An accident in 2013 left me with a spinal injury and paralysis from the chest down. Spasticity and double incontinence are further consequences. All these have been severe blows to my lifestyle, mood and self-esteem.
Such injuries are not compatible with privacy. Before my accident I had occasionally worked as an artists' life (nude) model. Loss of privacy was not as embarrassing as it might have been. Even so I do sometimes feel ashamed by my incontinence. Nurses give me a bowel evacuation on alternate days. I do feel guilt for imposing this on them. Even worse, two of the nurses sometimes leave without having completed the job thoroughly: there is faecal leakage for the carers to clean.
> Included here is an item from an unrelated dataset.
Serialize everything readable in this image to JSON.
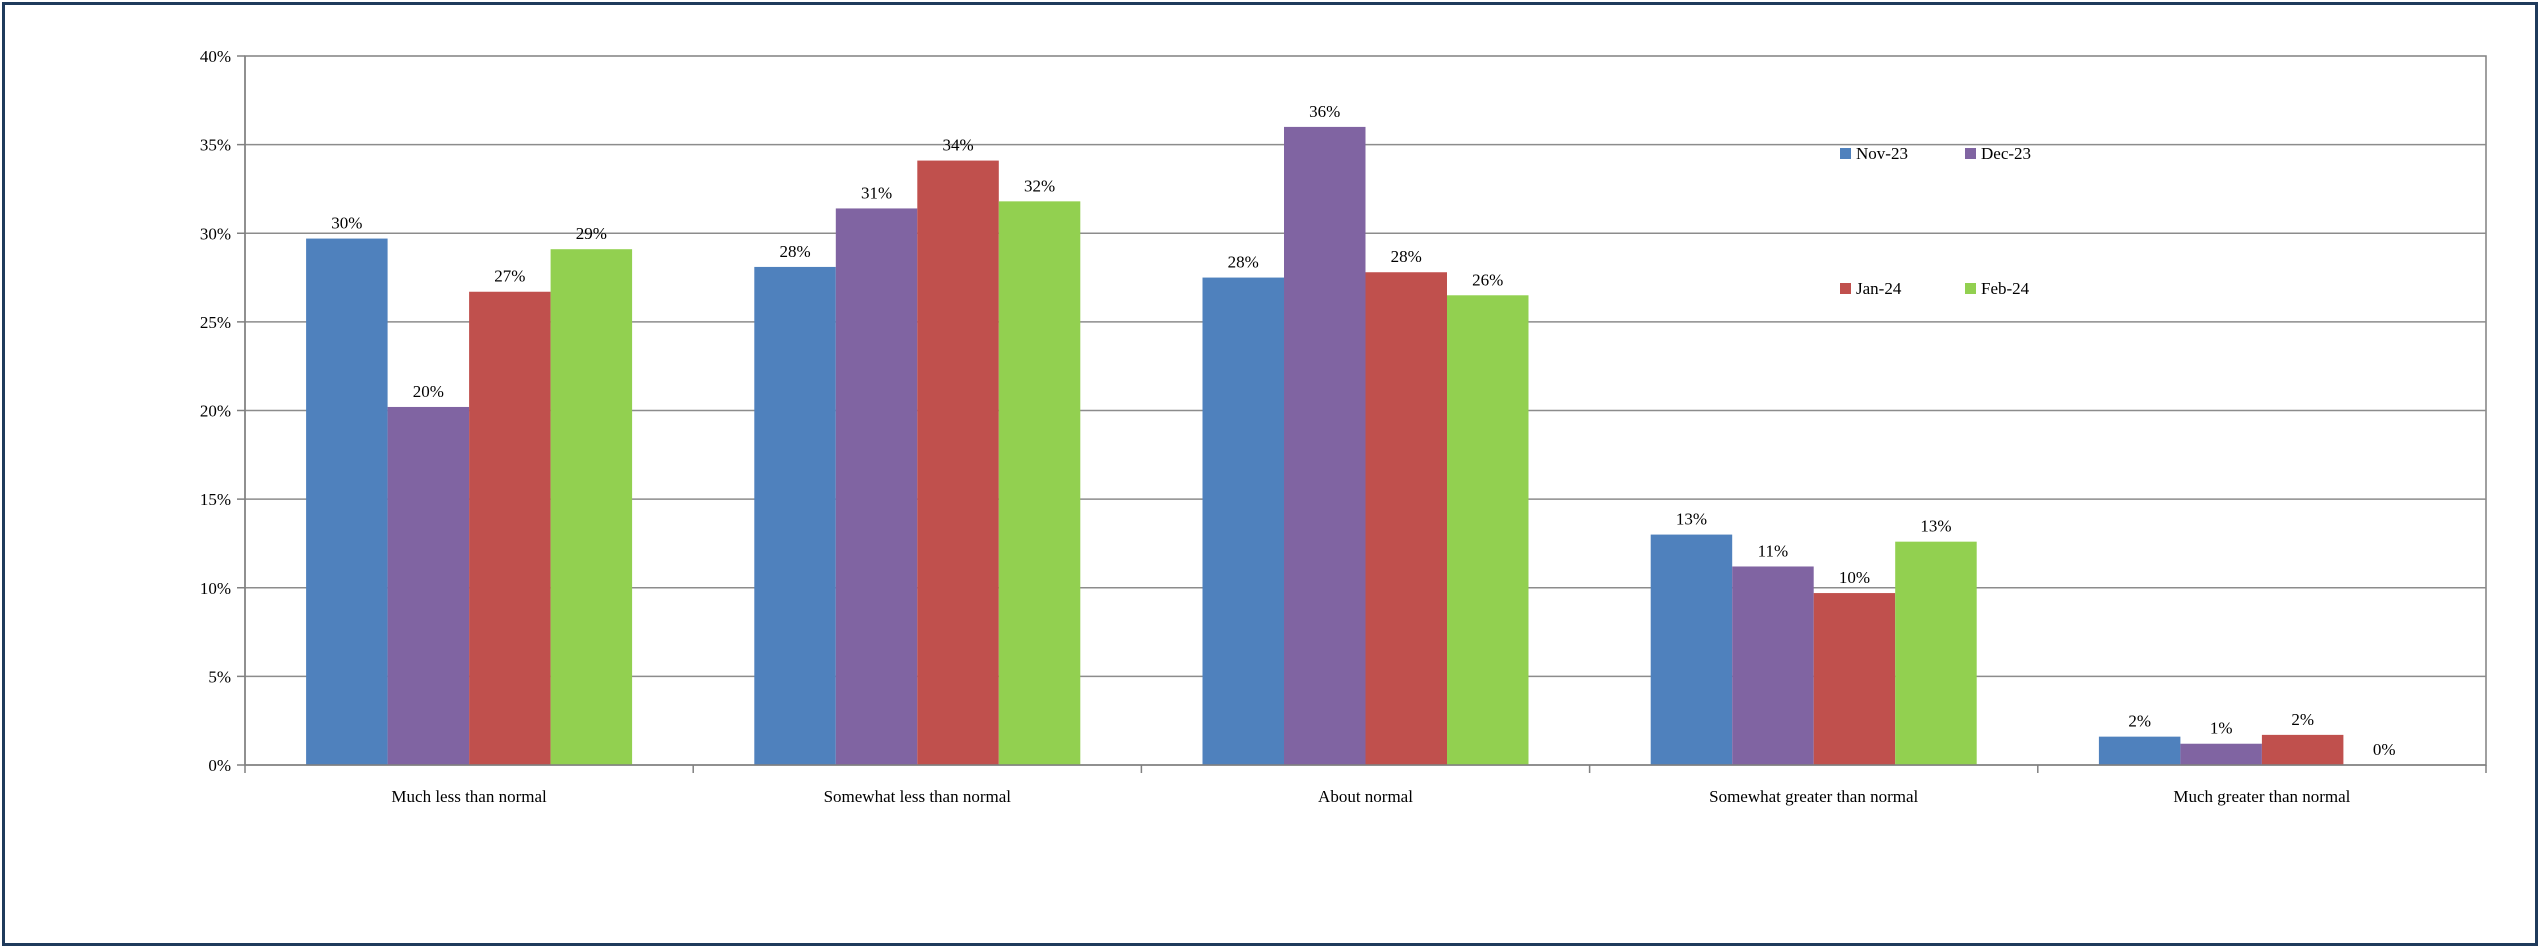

Emptying my leg bag is not a task I like to impose on carers or anyone else.
I do not feel embarrassed by being naked but I am concerned that some of the carers are. Some younger carers in particular and those from different cultural heritages stand frozen or leave the room to make breakfast as another carer gives me a strip wash.
I am unsure what those who do not show clear signs of embarrassment are thinking as they attend to me. Some just get on with the job to finish as soon as they can. A few do appear to enjoy what they do.
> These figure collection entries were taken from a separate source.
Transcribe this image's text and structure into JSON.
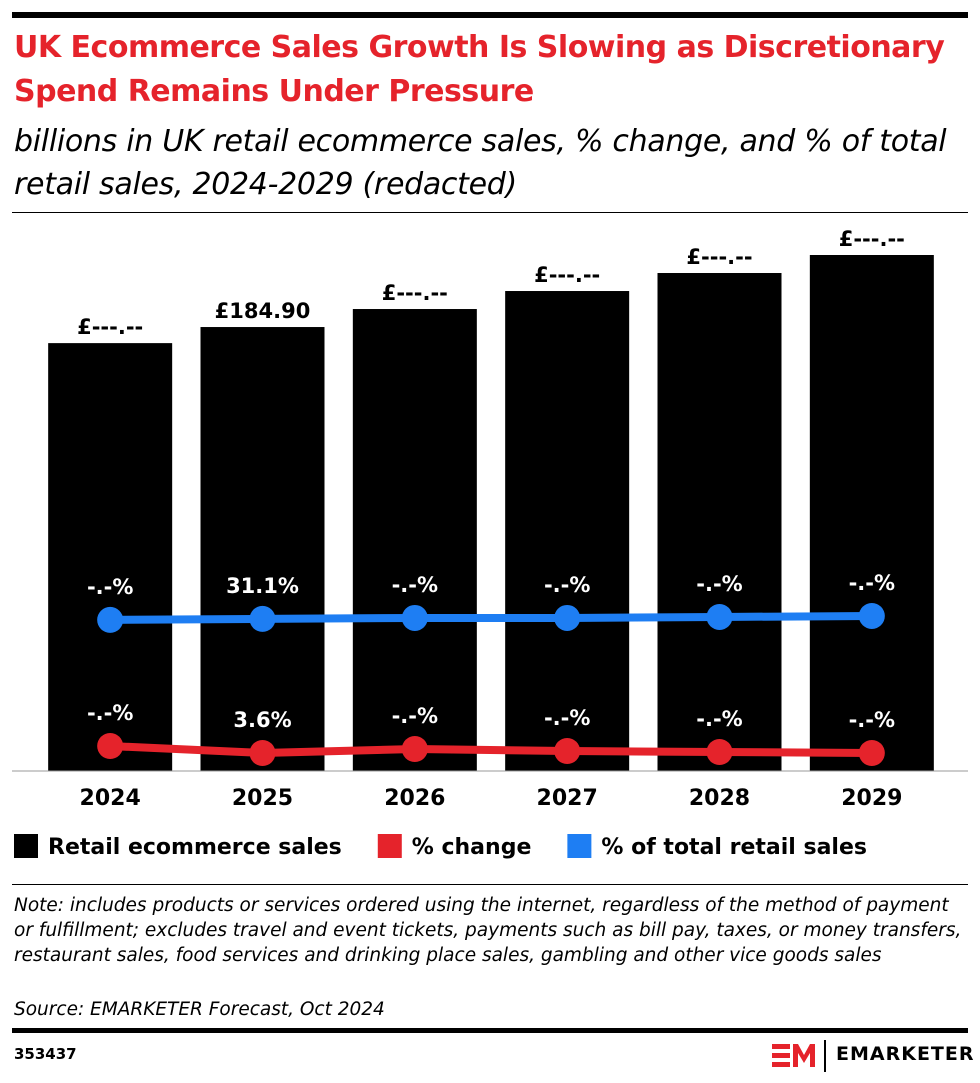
{
  "chart_data": {
    "type": "bar",
    "title": "UK Ecommerce Sales Growth Is Slowing as Discretionary Spend Remains Under Pressure",
    "subtitle": "billions in UK retail ecommerce sales, % change, and % of total retail sales, 2024-2029 (redacted)",
    "categories": [
      "2024",
      "2025",
      "2026",
      "2027",
      "2028",
      "2029"
    ],
    "series": [
      {
        "name": "Retail ecommerce sales",
        "color": "#000000",
        "type": "bar",
        "values": [
          178.2,
          184.9,
          192.4,
          199.9,
          207.4,
          214.9
        ],
        "value_labels": [
          "£---.--",
          "£184.90",
          "£---.--",
          "£---.--",
          "£---.--",
          "£---.--"
        ]
      },
      {
        "name": "% change",
        "color": "#e5232b",
        "type": "line",
        "values": [
          5.0,
          3.6,
          4.4,
          4.0,
          3.8,
          3.6
        ],
        "value_labels": [
          "-.-%",
          "3.6%",
          "-.-%",
          "-.-%",
          "-.-%",
          "-.-%"
        ]
      },
      {
        "name": "% of total retail sales",
        "color": "#1e7ef3",
        "type": "line",
        "values": [
          30.9,
          31.1,
          31.3,
          31.3,
          31.5,
          31.7
        ],
        "value_labels": [
          "-.-%",
          "31.1%",
          "-.-%",
          "-.-%",
          "-.-%",
          "-.-%"
        ]
      }
    ],
    "note": "Note: includes products or services ordered using the internet, regardless of the method of payment or fulfillment; excludes travel and event tickets, payments such as bill pay, taxes, or money transfers, restaurant sales, food services and drinking place sales, gambling and other vice goods sales",
    "source": "Source: EMARKETER Forecast, Oct 2024",
    "chart_id": "353437",
    "brand": "EMARKETER"
  }
}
I am not embarrassed by erections. I do not get them easily, probably more because of my spinal injury than my incontinence. They are important not only for a feeling of well-being and in relationships but also in maintaining hygiene. Carers help me to get out of bed. This includes a strip wash. When washing a penis it is important to clean under the base of the glans, a much easier task when it is erect.
I sleep wearing an incontinence pad held in place with unisex fixation knickers - like women's full-sided cellular net briefs without a gusset. While waiting for my carers, each morning I slip them down and make myself as ready for washing as I can. I keep my foreskin back permanently. A few of the carers squeeze my penis and pull back my foreskin as far as it will go so that they can wash my glans thoroughly. 'And how are you today darling?' said one as she arrived. I am not sure whether she meant my well-being in general or how many inches, but I took it to be the former.
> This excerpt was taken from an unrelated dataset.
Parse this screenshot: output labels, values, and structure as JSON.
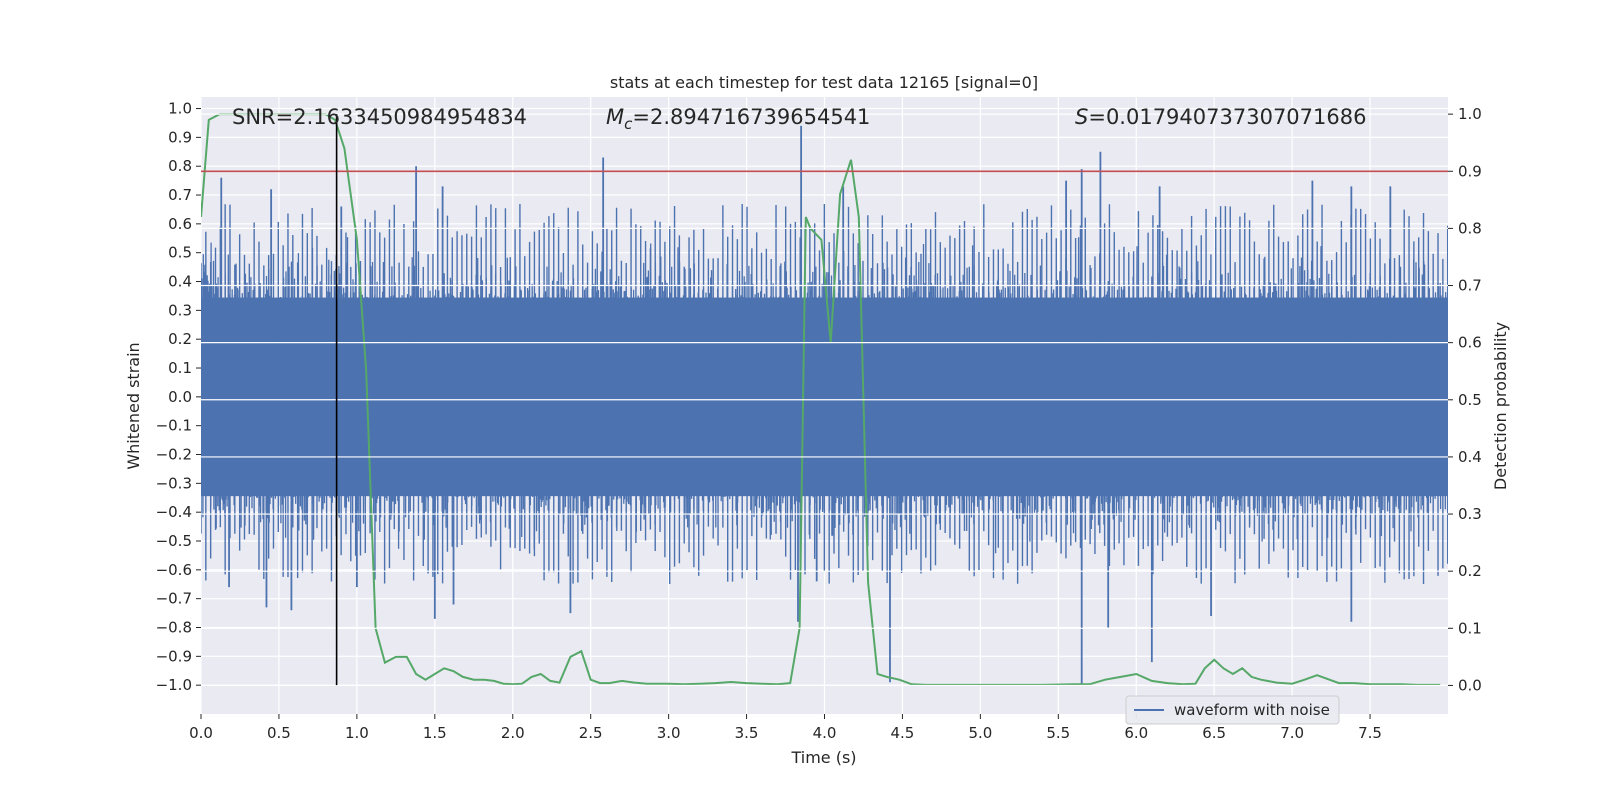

Thank you for sharing your experiences and kind thoughts Andrew. My paralysis and resulting spasticity are so severe that I am housebound. I have been out of my home only about 6 times since my accident in 2013, all of them hospital visits. Friends have kindly offered to take me out but the jolting on pavements would make my spasticity even more painful. In fact, my incontinence is only quite a minor added nuisance compared with my paralysis, muscle contractions and spasms. Blockages in y suprapubic catheter were a serious problem from January to July 2016 but these have now been stopped (I hope). Although unpleasant for all concerned, bowel evacuations on alternate days have worked well. Again, thank you for your interest and good luck, Barry.
So sorry to hear about the spasms. Thats tough. I deal with that too. There are medications and treatments. baclofen, diazepam or zanaflex. Are a few. As well as phsyical therapies. I don't get out often either. A couple of times a month at best. I need a caregiver or attendent with Me at all times or My husband or sister, mother etc.